Monday, Apr. 23, 1951
Framed Etonians
In a stately hall of London's Tate Gallery, paintings of 52 proud and pink-cheeked youths went on display last week. On loan from Eton, they were pictures of senior boys done by the best British portraitists of the 18th and early igth Centuries.
It was customary in those days (until the practice was abolished in the 1860s) for boys leaving Eton to slip -L-10 or -L-15 to the headmaster. But seniors deemed Most Likely to Succeed were invited to give portraits of themselves instead.
Painted in lace jabots, powdered wigs and colorful velvet jackets, the 52 on display at the Tate looked boyishly innocent, boyishly arrogant. Their number included four future First Lords of the Treasury, and 21 future earls and dukes. One of history's most famed old Etonians, William Ewart Gladstone, was not present; he was not enough of a standout at Eton. Among those who were:
P: Charles Manners, Marquess of Granby and later fourth Duke of Rutland, grew up to be described as "an amiable and extravagant peer, without any particular talent except for conviviality." He did have sense enough to protest the policy of taxing the American Colonies in 1775, observing that it was "commenced in iniquity, is pursued with resentment, and can terminate in nothing but blood." Thomas Gainsborough's portrait makes Manners look dull and mannered, though no one knew better than Gainsborough how to paint the freshness of youth (as his famed Blue Boy demonstrates).
P:Charles James Fox justified his schoolboy reputation.
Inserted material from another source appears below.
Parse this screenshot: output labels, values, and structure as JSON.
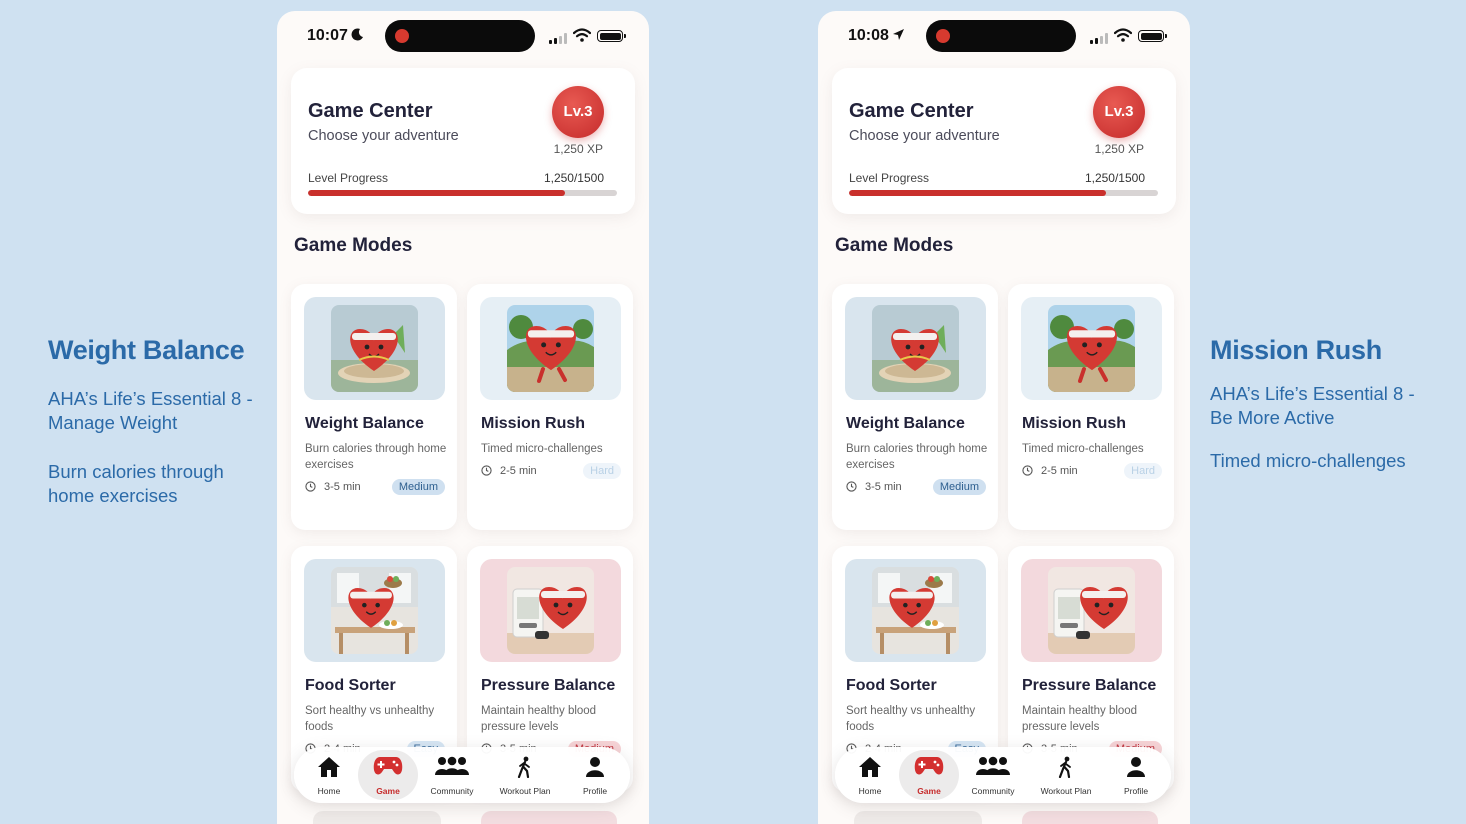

He grew up to be the greatest orator of his day, supported both the American and French Revolutions, urged abolition of the slave trade and self-government for Ireland. Sir Joshua Reynolds was experimenting with carmines when he painted him; they faded and left Fox jaundiced.
P: Charles Grey was to win a place in history as "the very type of old Whig nobleman, punctiliously honorable and high-minded." As Prime Minister, to the gnashing of Tory teeth, he pushed through the Reform Bill of 1832, set Parliament on its modern course as a democratic house. George Romney's portrait of him almost succeeds in characterizing a sitter whose character was not yet evident. He caught Charles Grey's idealism as well as his pride, conveyed both in the open brow, direct glance and faint curl of the lips.